John Adams to John Quincy Adams
Philadelphia Decr 9. 1792
My dear Son
This Letter will be delivered you, by Mr Roberdeau a Son of General Roberdeau my ancient Friend, lately married to Miss Blair a Daughter of Doctor Blair, whom your Mamma knows. I pray you to Shew all the Civility to Mr Roberdeau in your Power. invite him to Quincy with you to keep sunday with your Mamma and shew him Boston and Cambridge, Colledge Library Apparatus &c and give him all the Advice and Aid you can in his pursuits. I have been under Obligations to his Father.
It is Said that the Electors in Jersey have been unanimous and those of Pensilvania had but one dissentient.1 I have recd Returns from both but have not opened either. It is Said too from good Authority that Maryland is unanimous.
There is a general Interest taken in my Reelection in such a number of States as affects me. The Utmost Efforts of my Ennemies have undoubtedly been exerted, and what success they may have had in Virginia and the States to the southward of it, is uncertain. New York it is expected will show their vain Spite against New England. It is not Antifederalism against Federalism, nor Democracy against Aristocracy. This is all Pretext. It is N York vs N. England.
I am affectionately your Father
RC (Adams Papers); internal address: “John Quincy Adams Esq.”
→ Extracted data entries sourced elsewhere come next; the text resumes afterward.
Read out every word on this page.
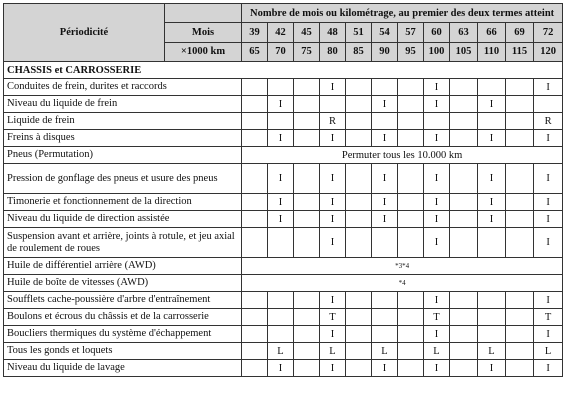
Périodicité Mois
×1000 km	Nombre de mois ou kilométrage, au premier des deux termes atteint											
	39	42	45	48	51	54	57	60	63	66	69	72
	65	70	75	80	85	90	95	100	105	110	115	120
CHASSIS et CARROSSERIE												
Conduites de frein, durites et raccords				I				I				I
Niveau du liquide de frein		I				I		I		I		
Liquide de frein				R								R
Freins à disques		I		I		I		I		I		I
Pneus (Permutation)	Permuter tous les 10.000 km											
Pression de gonflage des pneus et usure des pneus		I		I		I		I		I		I
Timonerie et fonctionnement de la direction		I		I		I		I		I		I
Niveau du liquide de direction assistée		I		I		I		I		I		I
Suspension avant et arrière, joints à rotule, et jeu axial de roulement de roues				I				I				I
Huile de différentiel arrière (AWD)	*3*4											
Huile de boîte de vitesses (AWD)	*4											
Soufflets cache-poussière d'arbre d'entraînement				I				I				I
Boulons et écrous du châssis et de la carrosserie				T				T				T
Boucliers thermiques du système d'échappement				I				I				I
Tous les gonds et loquets		L		L		L		L		L		L
Niveau du liquide de lavage		I		I		I		I		I		I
1. The dissenter was Robert Johnston (d. 1808), University of Pennsylvania 1763, a physician from Franklin County, Penn. (Colonial Collegians description begins Colonial Collegians: Biographies of Those Who Attended American Colleges before the War of Independence, CD-ROM, ed. Conrad Edick Wright, Robert J. Dunkle, and others, Boston, 2005. description ends ; Boston Columbian Centinel, 5 Dec.).